There is no question Horseshoe Bay officials have worked hard to maintain that city’s innate charm, but mounting calls to update its sign ordinances are worth a look.

Surely the old guard who wish to preserve the city’s retro feel can reach some kind of compromise with the Horseshoe Bay Business Alliance, which wants to see some very restrictive sign ordinances relaxed.

A recent discussion at City Council about allowing new signs for the Summit Rock development sparked some lively debate from the business alliance, which argued that a variance for the subdivision should also lead to changes for the overall sign rules.

This isn’t the first time the business alliance has asked for a touch of modernism so that customers can more easily locate their businesses by displaying more prominent signs.

Virtually all signs — garage sale, real estate and even open-for-business signs — are prohibited in the city limits. These are rules that many, not just the business alliance, feel are counter-productive.

But city leaders argue they are doing this to keep the landscape uncluttered and to enhance property values.

As to Summit Rock, the Horseshoe Bay Resort — which is the primary owner of the subdivision — requested a variance involving marketing and promotions signs for the 1,500-acre development.

Many of the signs are 8 feet by 4 feet and would need to be approved by the city.

Officials from the resort actually reduced the initial request from 10 signs, primarily standing nearly 4-feet high and 8-feet wide, to four signs across the development. Among the eliminations are signs visible from FM 2147, the area’s main thoroughfare.

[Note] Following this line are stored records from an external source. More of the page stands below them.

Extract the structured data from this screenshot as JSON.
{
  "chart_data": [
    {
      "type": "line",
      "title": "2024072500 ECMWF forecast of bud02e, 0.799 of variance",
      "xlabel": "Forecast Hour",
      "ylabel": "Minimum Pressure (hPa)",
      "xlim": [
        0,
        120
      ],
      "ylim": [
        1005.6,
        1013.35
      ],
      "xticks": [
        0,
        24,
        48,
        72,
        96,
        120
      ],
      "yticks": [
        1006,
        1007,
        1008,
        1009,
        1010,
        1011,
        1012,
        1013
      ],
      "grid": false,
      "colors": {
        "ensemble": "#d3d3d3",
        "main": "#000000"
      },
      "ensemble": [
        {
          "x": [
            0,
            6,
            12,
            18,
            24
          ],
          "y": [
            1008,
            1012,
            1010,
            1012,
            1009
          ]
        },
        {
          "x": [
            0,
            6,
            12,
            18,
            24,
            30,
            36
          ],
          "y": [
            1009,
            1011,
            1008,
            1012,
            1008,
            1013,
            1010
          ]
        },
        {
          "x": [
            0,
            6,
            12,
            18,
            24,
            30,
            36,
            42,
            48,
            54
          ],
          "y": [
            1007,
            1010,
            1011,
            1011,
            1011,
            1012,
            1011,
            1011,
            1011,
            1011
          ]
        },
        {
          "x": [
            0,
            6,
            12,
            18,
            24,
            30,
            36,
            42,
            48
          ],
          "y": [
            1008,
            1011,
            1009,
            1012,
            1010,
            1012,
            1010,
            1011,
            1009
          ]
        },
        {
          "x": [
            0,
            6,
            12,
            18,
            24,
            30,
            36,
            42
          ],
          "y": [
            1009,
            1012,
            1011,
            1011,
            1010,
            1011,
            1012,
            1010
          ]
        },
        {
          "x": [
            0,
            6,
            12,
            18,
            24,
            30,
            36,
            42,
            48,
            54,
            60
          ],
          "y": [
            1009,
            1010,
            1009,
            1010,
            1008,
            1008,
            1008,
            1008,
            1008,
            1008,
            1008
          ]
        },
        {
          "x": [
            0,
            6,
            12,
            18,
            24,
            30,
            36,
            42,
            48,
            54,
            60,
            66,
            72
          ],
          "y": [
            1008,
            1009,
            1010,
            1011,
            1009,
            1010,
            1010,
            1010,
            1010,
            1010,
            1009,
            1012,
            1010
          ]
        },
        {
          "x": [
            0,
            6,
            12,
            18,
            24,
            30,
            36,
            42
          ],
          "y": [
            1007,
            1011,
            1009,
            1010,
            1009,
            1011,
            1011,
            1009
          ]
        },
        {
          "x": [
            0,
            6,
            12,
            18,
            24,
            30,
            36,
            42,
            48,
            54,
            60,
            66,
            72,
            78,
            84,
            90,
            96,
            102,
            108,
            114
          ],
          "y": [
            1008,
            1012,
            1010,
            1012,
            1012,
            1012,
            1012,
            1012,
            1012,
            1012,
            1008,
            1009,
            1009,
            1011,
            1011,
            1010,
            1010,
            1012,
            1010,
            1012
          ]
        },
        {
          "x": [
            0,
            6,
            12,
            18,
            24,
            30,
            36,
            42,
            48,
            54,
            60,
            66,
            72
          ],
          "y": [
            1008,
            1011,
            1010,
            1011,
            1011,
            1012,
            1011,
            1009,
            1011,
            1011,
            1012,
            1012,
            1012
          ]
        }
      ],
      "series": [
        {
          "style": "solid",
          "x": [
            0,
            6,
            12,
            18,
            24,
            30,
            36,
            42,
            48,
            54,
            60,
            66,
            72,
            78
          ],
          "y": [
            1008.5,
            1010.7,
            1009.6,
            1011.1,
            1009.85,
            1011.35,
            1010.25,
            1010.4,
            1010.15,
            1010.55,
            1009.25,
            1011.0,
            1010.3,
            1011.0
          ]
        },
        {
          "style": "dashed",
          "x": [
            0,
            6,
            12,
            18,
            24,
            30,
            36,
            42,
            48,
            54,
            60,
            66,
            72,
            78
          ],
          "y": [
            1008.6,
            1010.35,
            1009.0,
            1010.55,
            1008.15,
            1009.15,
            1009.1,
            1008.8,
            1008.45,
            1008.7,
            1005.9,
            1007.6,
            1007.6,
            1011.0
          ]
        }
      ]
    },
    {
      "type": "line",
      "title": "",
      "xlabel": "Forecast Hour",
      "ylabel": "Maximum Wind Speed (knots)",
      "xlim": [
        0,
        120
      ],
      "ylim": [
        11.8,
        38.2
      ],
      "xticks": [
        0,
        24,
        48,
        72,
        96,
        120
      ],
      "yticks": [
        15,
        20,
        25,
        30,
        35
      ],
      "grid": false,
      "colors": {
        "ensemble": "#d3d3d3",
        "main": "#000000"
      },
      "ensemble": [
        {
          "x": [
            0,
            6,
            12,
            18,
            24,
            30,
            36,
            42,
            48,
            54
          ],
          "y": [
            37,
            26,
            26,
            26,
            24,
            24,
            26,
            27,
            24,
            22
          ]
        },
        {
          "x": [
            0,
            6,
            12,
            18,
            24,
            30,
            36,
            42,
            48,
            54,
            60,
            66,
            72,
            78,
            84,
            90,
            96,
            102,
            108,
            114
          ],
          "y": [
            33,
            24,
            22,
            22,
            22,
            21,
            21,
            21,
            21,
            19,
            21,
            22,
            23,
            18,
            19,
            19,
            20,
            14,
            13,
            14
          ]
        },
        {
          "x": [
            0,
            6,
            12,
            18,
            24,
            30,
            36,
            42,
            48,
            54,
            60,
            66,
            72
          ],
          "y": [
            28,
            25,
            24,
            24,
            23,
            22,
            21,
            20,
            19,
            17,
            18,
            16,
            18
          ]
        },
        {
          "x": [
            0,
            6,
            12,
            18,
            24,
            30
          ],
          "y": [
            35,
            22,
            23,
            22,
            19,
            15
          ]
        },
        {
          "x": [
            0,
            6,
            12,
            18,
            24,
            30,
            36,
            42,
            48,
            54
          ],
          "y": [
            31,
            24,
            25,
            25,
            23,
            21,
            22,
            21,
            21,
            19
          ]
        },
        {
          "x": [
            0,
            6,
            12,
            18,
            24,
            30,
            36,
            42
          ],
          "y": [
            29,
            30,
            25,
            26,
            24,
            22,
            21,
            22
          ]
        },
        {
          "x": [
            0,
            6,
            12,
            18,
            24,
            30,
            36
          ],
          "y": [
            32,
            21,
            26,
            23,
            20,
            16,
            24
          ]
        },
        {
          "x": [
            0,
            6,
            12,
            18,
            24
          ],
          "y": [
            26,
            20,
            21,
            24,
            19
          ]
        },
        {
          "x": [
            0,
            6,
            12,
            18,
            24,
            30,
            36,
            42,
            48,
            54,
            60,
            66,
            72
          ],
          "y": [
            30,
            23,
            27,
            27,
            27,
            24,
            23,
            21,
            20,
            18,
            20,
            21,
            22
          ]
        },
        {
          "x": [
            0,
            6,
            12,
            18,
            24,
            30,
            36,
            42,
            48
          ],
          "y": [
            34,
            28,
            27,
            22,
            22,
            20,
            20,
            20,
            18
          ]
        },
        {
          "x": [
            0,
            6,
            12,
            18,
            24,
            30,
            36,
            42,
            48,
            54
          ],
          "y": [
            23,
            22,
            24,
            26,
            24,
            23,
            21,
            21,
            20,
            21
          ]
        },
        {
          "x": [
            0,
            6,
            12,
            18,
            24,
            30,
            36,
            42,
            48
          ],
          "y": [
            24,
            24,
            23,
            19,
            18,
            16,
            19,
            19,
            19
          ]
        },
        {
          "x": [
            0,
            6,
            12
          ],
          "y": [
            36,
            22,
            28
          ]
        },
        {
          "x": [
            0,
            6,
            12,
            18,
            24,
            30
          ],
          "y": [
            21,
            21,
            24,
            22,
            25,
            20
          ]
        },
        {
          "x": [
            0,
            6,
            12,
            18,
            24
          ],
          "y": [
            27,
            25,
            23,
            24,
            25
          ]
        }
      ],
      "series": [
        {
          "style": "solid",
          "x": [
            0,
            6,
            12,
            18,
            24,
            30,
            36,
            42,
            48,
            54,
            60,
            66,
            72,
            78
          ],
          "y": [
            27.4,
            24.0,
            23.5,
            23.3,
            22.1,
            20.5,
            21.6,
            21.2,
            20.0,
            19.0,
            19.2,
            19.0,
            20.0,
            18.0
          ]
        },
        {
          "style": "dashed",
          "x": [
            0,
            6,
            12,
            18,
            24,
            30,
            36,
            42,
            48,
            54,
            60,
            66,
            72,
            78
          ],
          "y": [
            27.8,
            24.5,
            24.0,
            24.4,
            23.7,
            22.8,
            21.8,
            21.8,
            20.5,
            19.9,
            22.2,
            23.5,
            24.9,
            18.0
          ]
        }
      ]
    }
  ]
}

The new signs are behind gates in the burgeoning subdivision.

The request is also temporary. The signs would come down after three years.

Hopefully the council will approve the exemption. Observers say that seems likely.

But that still doesn’t address the overall issue — bringing the city’s sign ordinance into the 21st century, which is what the business community wants and which makes sense — or dollars and cents, to put it another way.

No one is asking the council to allow huge, garish billboards to litter the landscape. Neighboring cities such as Marble Falls also have prohibitions against oversized signs.

But in Horseshoe Bay, there certainly must be a middle ground where merchants can be allowed to make their signs a little bigger and more prominent without upsetting the sensibilities of the city fathers.

In a tough economy, business people need every edge they can get. While Horseshoe Bay is arguably still a golfing and resort community, there is enough of a business presence there — including a new grocery store — that warrants giving the merchants more visibility.

Given the nation’s sluggish economy, more visibility for a business can equate to better chances for survival.

The merchants deserve a fighting chance to make their businesses grow and prosper.

That’s really not too much to ask.

The community must continue to seek a trade-off between a classic appearance and not impeding the success of local business ventures.